Look for pants with a small amount of stretch in the fabric. This gives you room to shift and adjust without the tightness that causes stimulation.

Medications That Can Cause Frequent Erections

If you’ve noticed a sudden increase in unwanted erections after starting a new medication, the drug itself may be the cause. Several common medication classes are known to trigger frequent or prolonged erections. Certain antidepressants, particularly trazodone, bupropion, and fluoxetine, are well-documented culprits. Antipsychotic medications, anti-anxiety drugs, blood thinners, and testosterone therapy can also contribute.

Recreational substances matter too. Both cocaine and alcohol are associated with erection-related complications. If you suspect a medication is behind the problem, that’s worth a conversation with whoever prescribed it. Switching to a different drug in the same class often resolves the issue without losing the therapeutic benefit.

Lifestyle Factors Worth Adjusting

Beyond clothing and in-the-moment techniques, a few daily habits influence how often random erections occur. Regular ejaculation, whether through sex or masturbation, lowers the baseline level of arousal your body carries. If you’ve gone a longer stretch than usual without ejaculating, you’re more likely to experience spontaneous erections.

Exercise helps in two ways. It burns off excess energy and tension that can manifest as physical arousal, and it improves your body’s overall regulation of blood flow. Stress management matters too, though the relationship is less straightforward. Chronic stress keeps your nervous system in a heightened state of reactivity, and for some men that translates into more frequent erections rather than fewer. Regular sleep, physical activity, and basic stress reduction can stabilize the system over time.

Reducing direct genital stimulation during the day also helps. Adjusting how you sit, avoiding positions where your thighs press tightly together, and being mindful of seating surfaces (bus vibrations, for example) can eliminate triggers you didn’t realize were there.

When Frequent Erections Signal Something Else

For most men, unwanted erections are a nuisance, not a medical problem. But two conditions are worth knowing about.

Persistent genital arousal disorder (PGAD) involves constant, unwanted sensations of genital arousal without any sexual desire. Unlike a normal erection, the sensations are distressing, uncontrollable, and often aren’t relieved by orgasm. PGAD is rare and not well understood, but it’s a recognized medical condition that can significantly affect daily life. Diagnosis typically involves a detailed history, physical exam, and tests to rule out other causes.
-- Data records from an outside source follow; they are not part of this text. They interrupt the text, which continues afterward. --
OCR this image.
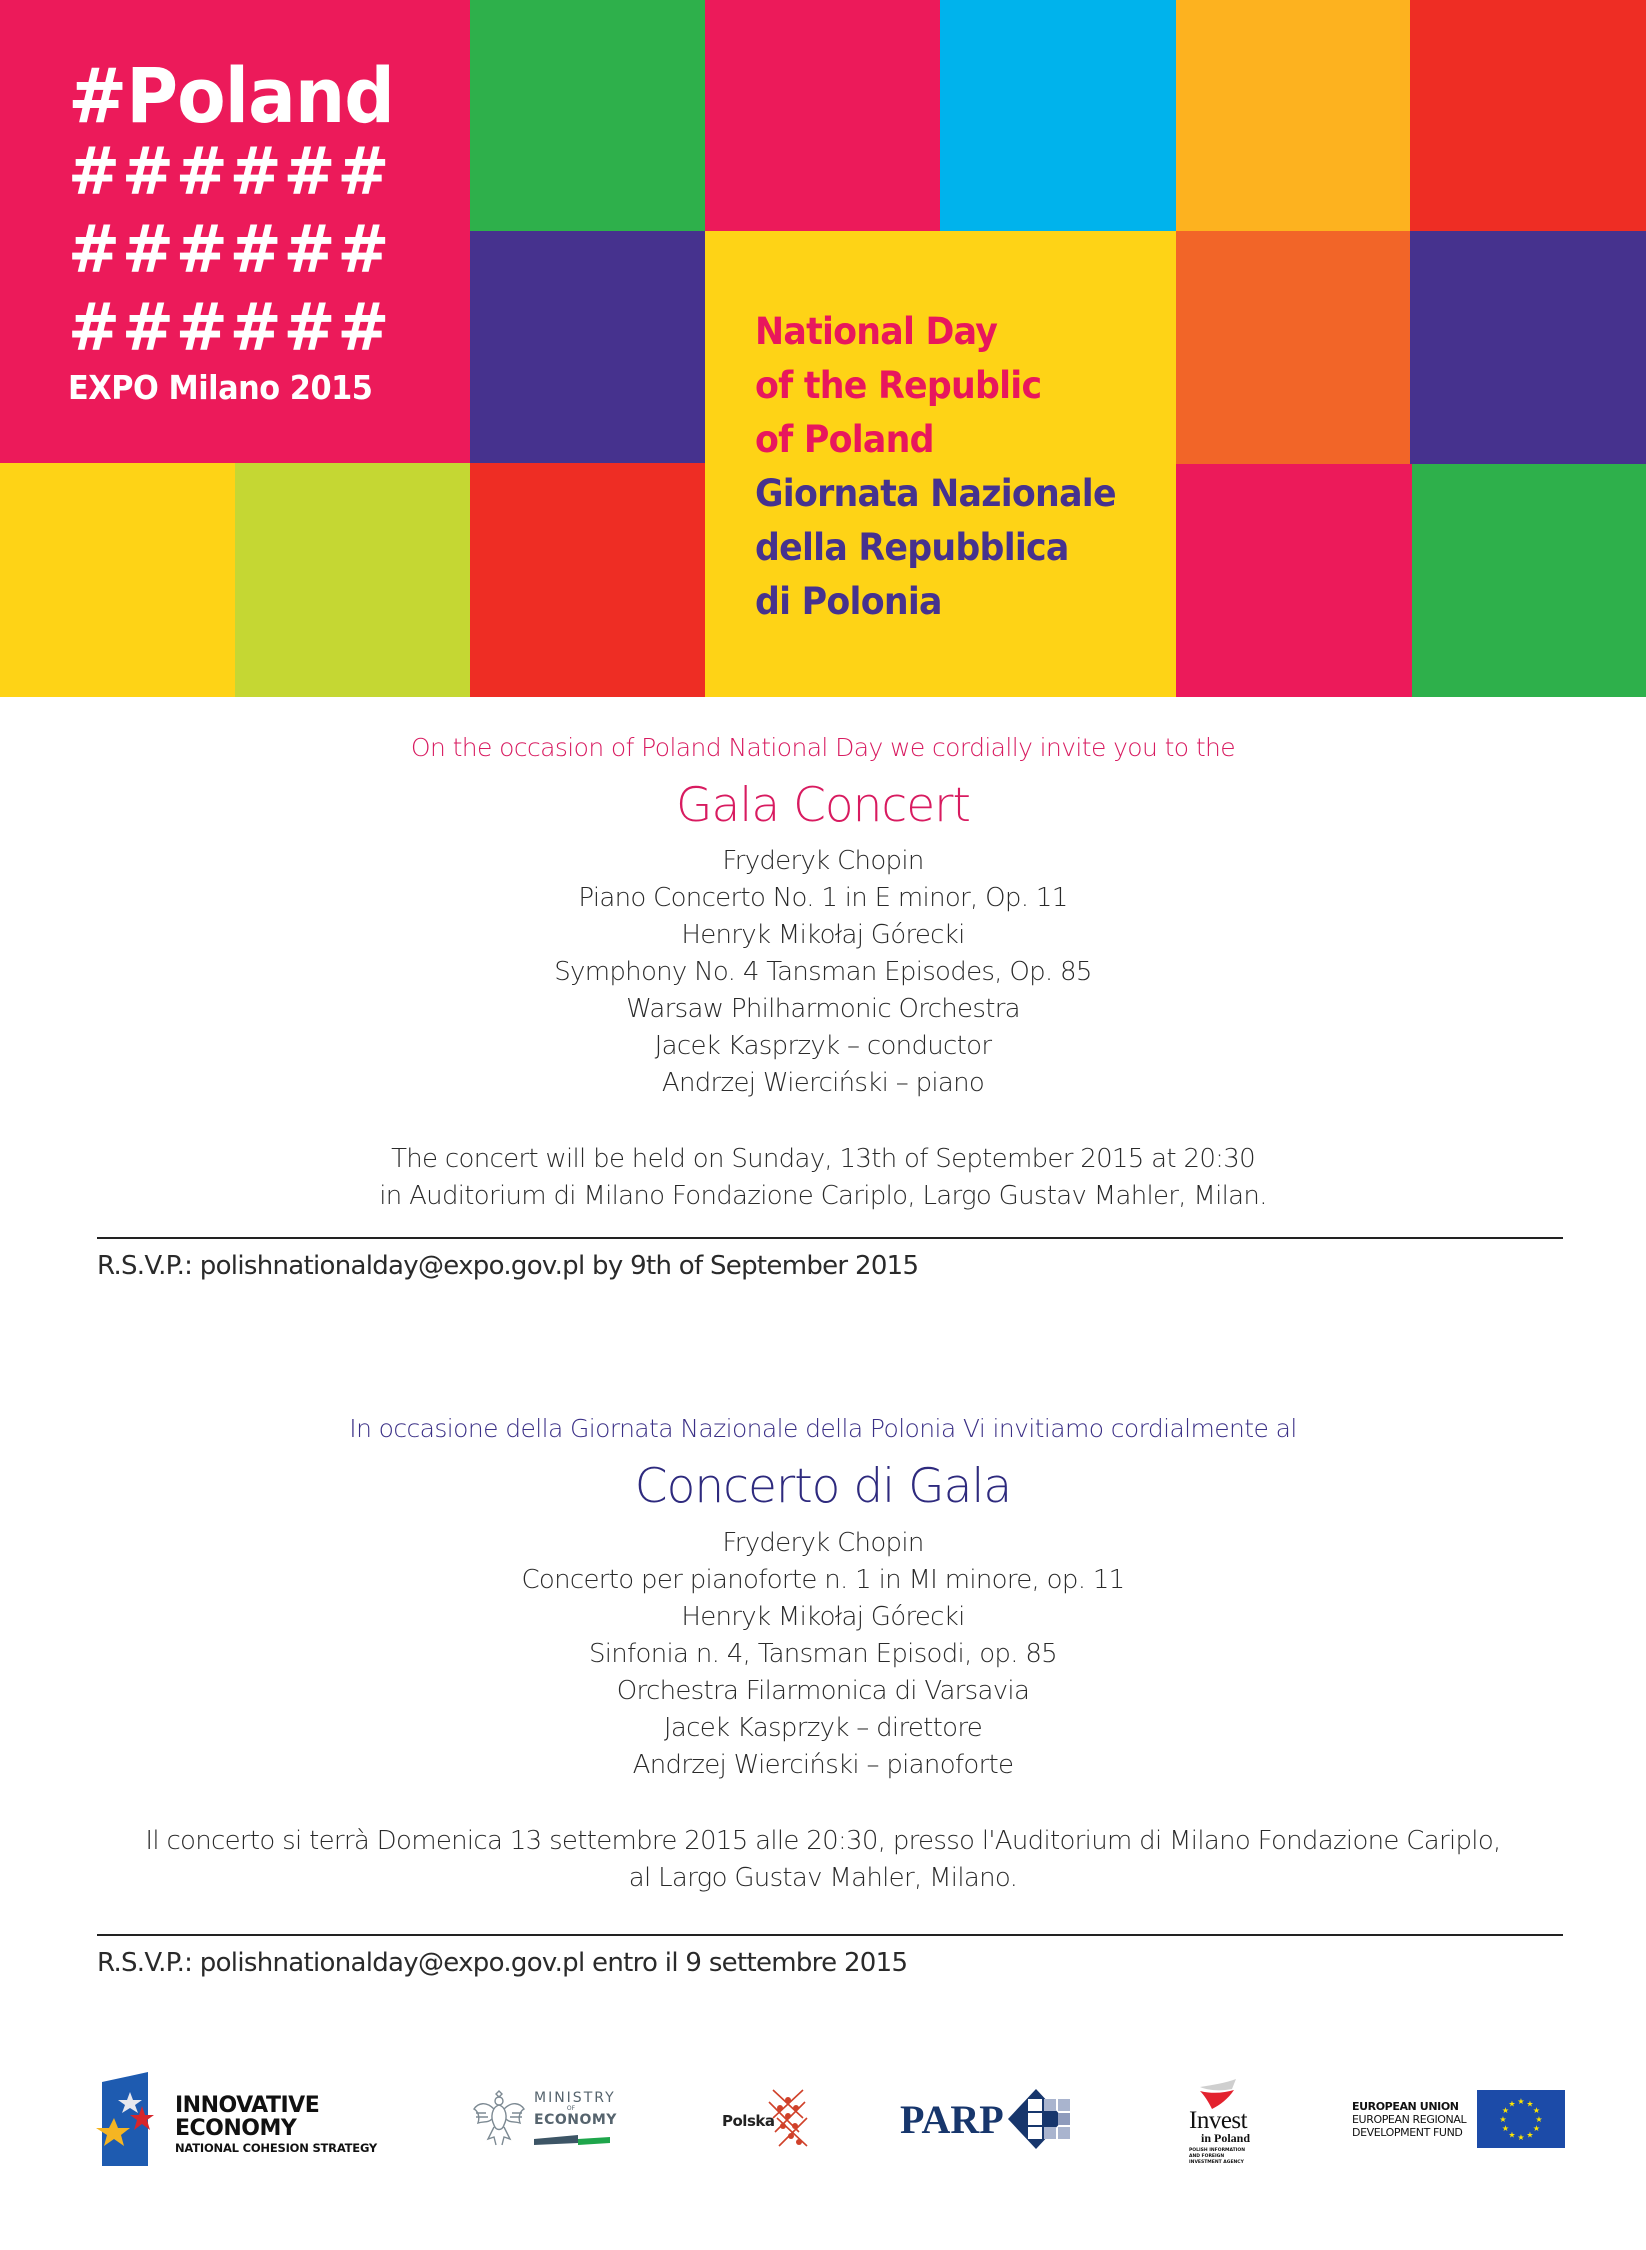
#Poland
######
######
######
EXPO Milano 2015
National Day
of the Republic
of Poland
Giornata Nazionale
della Repubblica
di Polonia
On the occasion of Poland National Day we cordially invite you to the
Gala Concert
Fryderyk Chopin
Piano Concerto No. 1 in E minor, Op. 11
Henryk Mikołaj Górecki
Symphony No. 4 Tansman Episodes, Op. 85
Warsaw Philharmonic Orchestra
Jacek Kasprzyk – conductor
Andrzej Wierciński – piano
The concert will be held on Sunday, 13th of September 2015 at 20:30
in Auditorium di Milano Fondazione Cariplo, Largo Gustav Mahler, Milan.
R.S.V.P.: polishnationalday@expo.gov.pl by 9th of September 2015
In occasione della Giornata Nazionale della Polonia Vi invitiamo cordialmente al
Concerto di Gala
Fryderyk Chopin
Concerto per pianoforte n. 1 in MI minore, op. 11
Henryk Mikołaj Górecki
Sinfonia n. 4, Tansman Episodi, op. 85
Orchestra Filarmonica di Varsavia
Jacek Kasprzyk – direttore
Andrzej Wierciński – pianoforte
Il concerto si terrà Domenica 13 settembre 2015 alle 20:30, presso l'Auditorium di Milano Fondazione Cariplo,
al Largo Gustav Mahler, Milano.
R.S.V.P.: polishnationalday@expo.gov.pl entro il 9 settembre 2015
INNOVATIVE
ECONOMY
NATIONAL COHESION STRATEGY
MINISTRY
OF
ECONOMY	Polska	PARP	Invest
in Poland
POLISH INFORMATION AND FOREIGN INVESTMENT AGENCY
EUROPEAN UNION
EUROPEAN REGIONAL
DEVELOPMENT FUND
★ ★
★
★
★
★
★
★
★
★
★
★
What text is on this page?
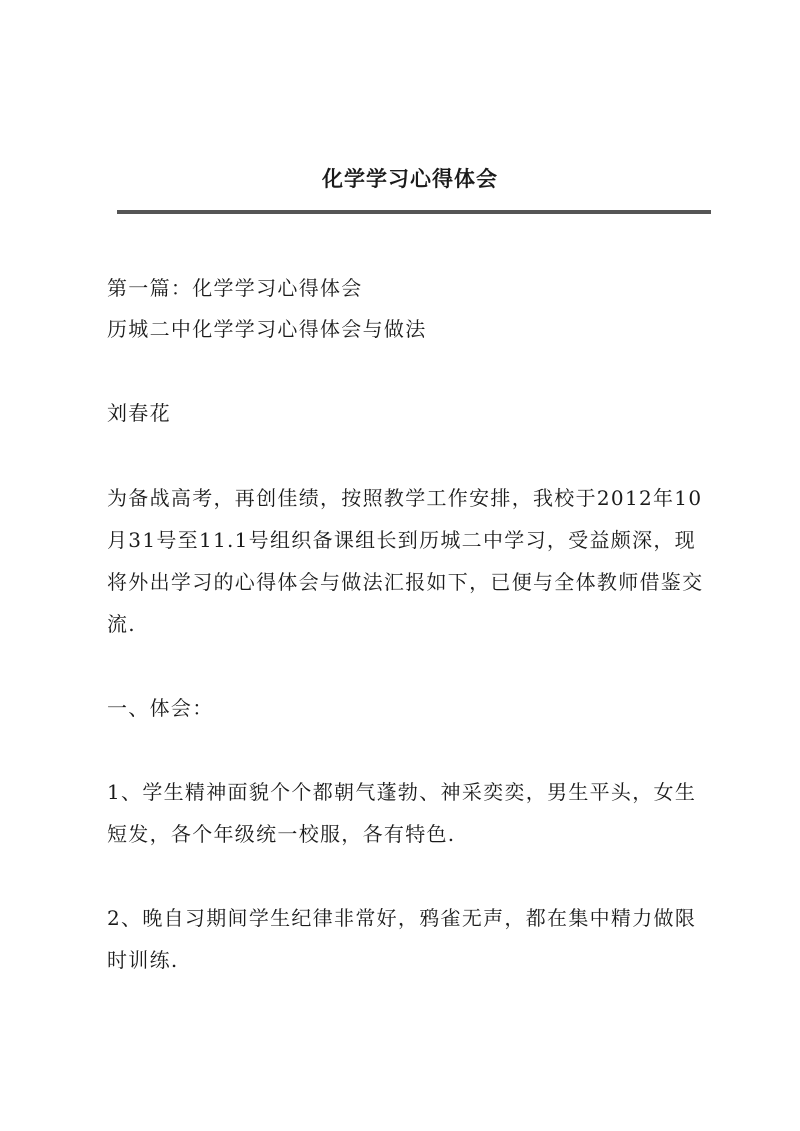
化学学习心得体会
第一篇：化学学习心得体会
历城二中化学学习心得体会与做法
刘春花
为备战高考，再创佳绩，按照教学工作安排，我校于2012年10月31号至11.1号组织备课组长到历城二中学习，受益颇深，现将外出学习的心得体会与做法汇报如下，已便与全体教师借鉴交流.
一、体会：
1、学生精神面貌个个都朝气蓬勃、神采奕奕，男生平头，女生短发，各个年级统一校服，各有特色.
2、晚自习期间学生纪律非常好，鸦雀无声，都在集中精力做限时训练.
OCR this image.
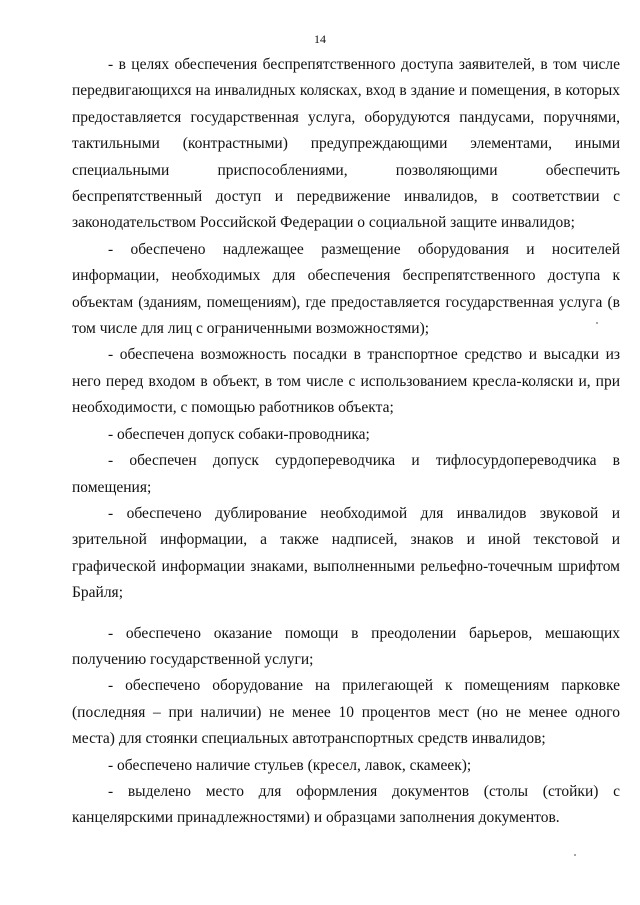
14

- в целях обеспечения беспрепятственного доступа заявителей, в том числе передвигающихся на инвалидных колясках, вход в здание и помещения, в которых предоставляется государственная услуга, оборудуются пандусами, поручнями, тактильными (контрастными) предупреждающими элементами, иными специальными приспособлениями, позволяющими обеспечить беспрепятственный доступ и передвижение инвалидов, в соответствии с законодательством Российской Федерации о социальной защите инвалидов;

- обеспечено надлежащее размещение оборудования и носителей информации, необходимых для обеспечения беспрепятственного доступа к объектам (зданиям, помещениям), где предоставляется государственная услуга (в том числе для лиц с ограниченными возможностями);

- обеспечена возможность посадки в транспортное средство и высадки из него перед входом в объект, в том числе с использованием кресла-коляски и, при необходимости, с помощью работников объекта;

- обеспечен допуск собаки-проводника;

- обеспечен допуск сурдопереводчика и тифлосурдопереводчика в помещения;

- обеспечено дублирование необходимой для инвалидов звуковой и зрительной информации, а также надписей, знаков и иной текстовой и графической информации знаками, выполненными рельефно-точечным шрифтом Брайля;

- обеспечено оказание помощи в преодолении барьеров, мешающих получению государственной услуги;

- обеспечено оборудование на прилегающей к помещениям парковке (последняя – при наличии) не менее 10 процентов мест (но не менее одного места) для стоянки специальных автотранспортных средств инвалидов;

- обеспечено наличие стульев (кресел, лавок, скамеек);

- выделено место для оформления документов (столы (стойки) с канцелярскими принадлежностями) и образцами заполнения документов.
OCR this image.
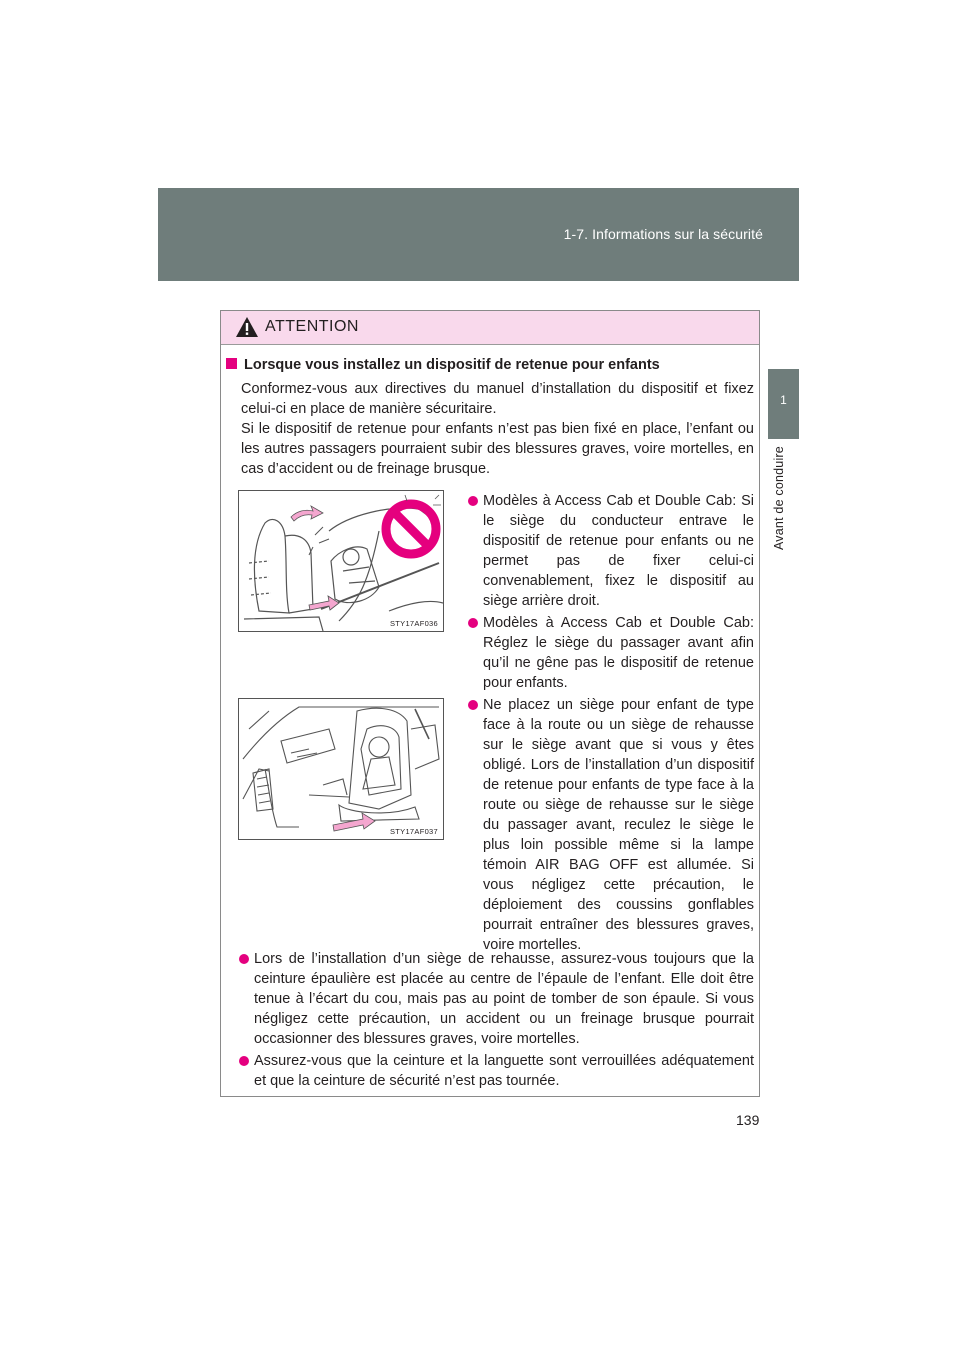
1-7. Informations sur la sécurité
1
Avant de conduire
ATTENTION
Lorsque vous installez un dispositif de retenue pour enfants
Conformez-vous aux directives du manuel d’installation du dispositif et fixez celui-ci en place de manière sécuritaire.
Si le dispositif de retenue pour enfants n’est pas bien fixé en place, l’enfant ou les autres passagers pourraient subir des blessures graves, voire mortelles, en cas d’accident ou de freinage brusque.
STY17AF036
STY17AF037
Modèles à Access Cab et Double Cab: Si le siège du conducteur entrave le dispositif de retenue pour enfants ou ne permet pas de fixer celui-ci convenablement, fixez le dispositif au siège arrière droit.
Modèles à Access Cab et Double Cab: Réglez le siège du passager avant afin qu’il ne gêne pas le dispositif de retenue pour enfants.
Ne placez un siège pour enfant de type face à la route ou un siège de rehausse sur le siège avant que si vous y êtes obligé. Lors de l’installation d’un dispositif de retenue pour enfants de type face à la route ou siège de rehausse sur le siège du passager avant, reculez le siège le plus loin possible même si la lampe témoin AIR BAG OFF est allumée. Si vous négligez cette précaution, le déploiement des coussins gonflables pourrait entraîner des blessures graves, voire mortelles.
Lors de l’installation d’un siège de rehausse, assurez-vous toujours que la ceinture épaulière est placée au centre de l’épaule de l’enfant. Elle doit être tenue à l’écart du cou, mais pas au point de tomber de son épaule. Si vous négligez cette précaution, un accident ou un freinage brusque pourrait occasionner des blessures graves, voire mortelles.
Assurez-vous que la ceinture et la languette sont verrouillées adéquatement et que la ceinture de sécurité n’est pas tournée.
139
Priapism is a prolonged erection that won’t go away, usually lasting well beyond the normal few minutes. An erection lasting more than four hours is a medical emergency. At around six hours, the smooth muscle tissue inside the penis begins to swell and deteriorate from lack of oxygen. Research from the American Urological Association shows that erections persisting beyond 36 hours result in permanent erectile dysfunction, with no men in studied groups recovering function afterward. If you experience a painful erection that has lasted more than two or three hours and shows no sign of resolving, that requires urgent medical attention. The earlier it’s treated, the better the outcome.

Priapism can occur on its own, but it’s more commonly linked to medications, sickle cell disease, or recreational drug use. If you’ve had even one episode, it’s important to identify the underlying cause to prevent recurrence.